COURT OF APPEALS

DECISION

DATED AND RELEASED

 

 

APRIL 22, 1997

NOTICE

 

A party may file with the Supreme Court a petition to review an adverse decision by the Court of Appeals.  See § 808.10 and rule 809.62, Stats.

 

This opinion is subject to further editing. If published, the official version will appear in the bound volume of the Official Reports.


 

 

 

Nos.   96-2527

          96-2528

 

 

 

STATE OF WISCONSIN

 

IN COURT OF APPEALS

DISTRICT III

 

 

 

State ex rel Talib Amin Akbar,

 

                             Petitioner-Appellant,

 

              v.

 

Gary R. McCaughtry, Warden, and Brown County

Wisconsin,

 

                             Respondents-Respondents.

 

 

 

                        APPEAL from an order of the circuit court for Brown County:  RICHARD J. DIETZ, Judge.  Affirmed. 

                        Before Cane, P.J., LaRocque and Myse, JJ.

                        PER CURIAM.   Talib Amin Akbar appeals an order denying habeas corpus relief from his sexual assault convictions.  Regardless of whether his petition is construed as a petition for a writ of habeas corpus, a motion under § 974.06,  Stats., or a motion alleging newly discovered evidence or requesting a new trial in the interest of justice, the petition or motion states no basis for relief.  Therefore, we affirm the order denying relief.

                        Akbar alleges that, upon reading the presentence report, he discovered that one of the complaining witnesses committed perjury at trial.[1]  He reaches this conclusion because the parole agent listed a specific date for the sexual assault, but the victim testified at trial that she could not remember the specific date.  Akbar is entitled to no relief because he has exhausted his postconviction remedies and because, as a matter of law, the alleged newly discovered evidence provides no basis for a new trial.

                        To the extent Akbar raises issues that could have been raised in his earlier postconviction proceedings, he has not established good cause for his failure to raise these issues at that time and is barred from commencing successive postconviction proceedings regardless of the label placed on his motion or petition.  All grounds for postconviction relief must be raised in the initial postconviction proceedings unless the defendant establishes sufficient reason for his failure to assert the issue at an earlier stage.  See State v.

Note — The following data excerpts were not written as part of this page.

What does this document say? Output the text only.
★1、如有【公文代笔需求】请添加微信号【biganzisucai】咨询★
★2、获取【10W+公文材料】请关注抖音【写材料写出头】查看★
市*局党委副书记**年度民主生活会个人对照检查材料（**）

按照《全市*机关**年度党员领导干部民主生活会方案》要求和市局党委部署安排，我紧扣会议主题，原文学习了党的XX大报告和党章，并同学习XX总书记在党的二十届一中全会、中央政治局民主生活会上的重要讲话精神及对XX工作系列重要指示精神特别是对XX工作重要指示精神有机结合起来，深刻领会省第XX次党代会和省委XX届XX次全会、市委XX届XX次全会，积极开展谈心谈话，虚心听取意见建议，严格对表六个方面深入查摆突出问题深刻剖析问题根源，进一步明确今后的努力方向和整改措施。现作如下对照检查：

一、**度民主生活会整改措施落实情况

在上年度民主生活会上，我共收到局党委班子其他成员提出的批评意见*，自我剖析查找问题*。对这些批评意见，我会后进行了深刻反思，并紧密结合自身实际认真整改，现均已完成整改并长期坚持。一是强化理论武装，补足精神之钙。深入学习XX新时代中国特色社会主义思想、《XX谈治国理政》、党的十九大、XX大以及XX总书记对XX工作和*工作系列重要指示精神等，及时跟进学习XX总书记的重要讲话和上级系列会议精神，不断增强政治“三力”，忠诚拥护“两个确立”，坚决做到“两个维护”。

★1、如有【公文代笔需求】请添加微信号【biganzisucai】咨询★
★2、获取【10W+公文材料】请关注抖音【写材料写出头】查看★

Escalona-Naranjo, 185 Wis.2d 168, 181, 517 N.W.2d 157, 162 (1994).  The petition states that Akbar became aware of the “perjury” when he read the presentence report.  He has established no reason for his failure to raise that issue in his initial postconviction proceedings. 

                        The petition or motion also fails to allege facts that would sustain a finding of newly discovered evidence.  The discovery that a statement by the victim caused the parole agent to write down a specific date for the offense has little impeachment value regarding the victim’s testimony that she could not provide a specific date.  The new evidence would not “probably change the result.”  See § 805.15(3)(d), Stats.

                        By the Court.—Order affirmed.

                        This opinion will not be published.  See Rule 809.23(1)(b)5, Stats.

 


 



[1] The petition raises other issues that Akbar does not pursue on appeal.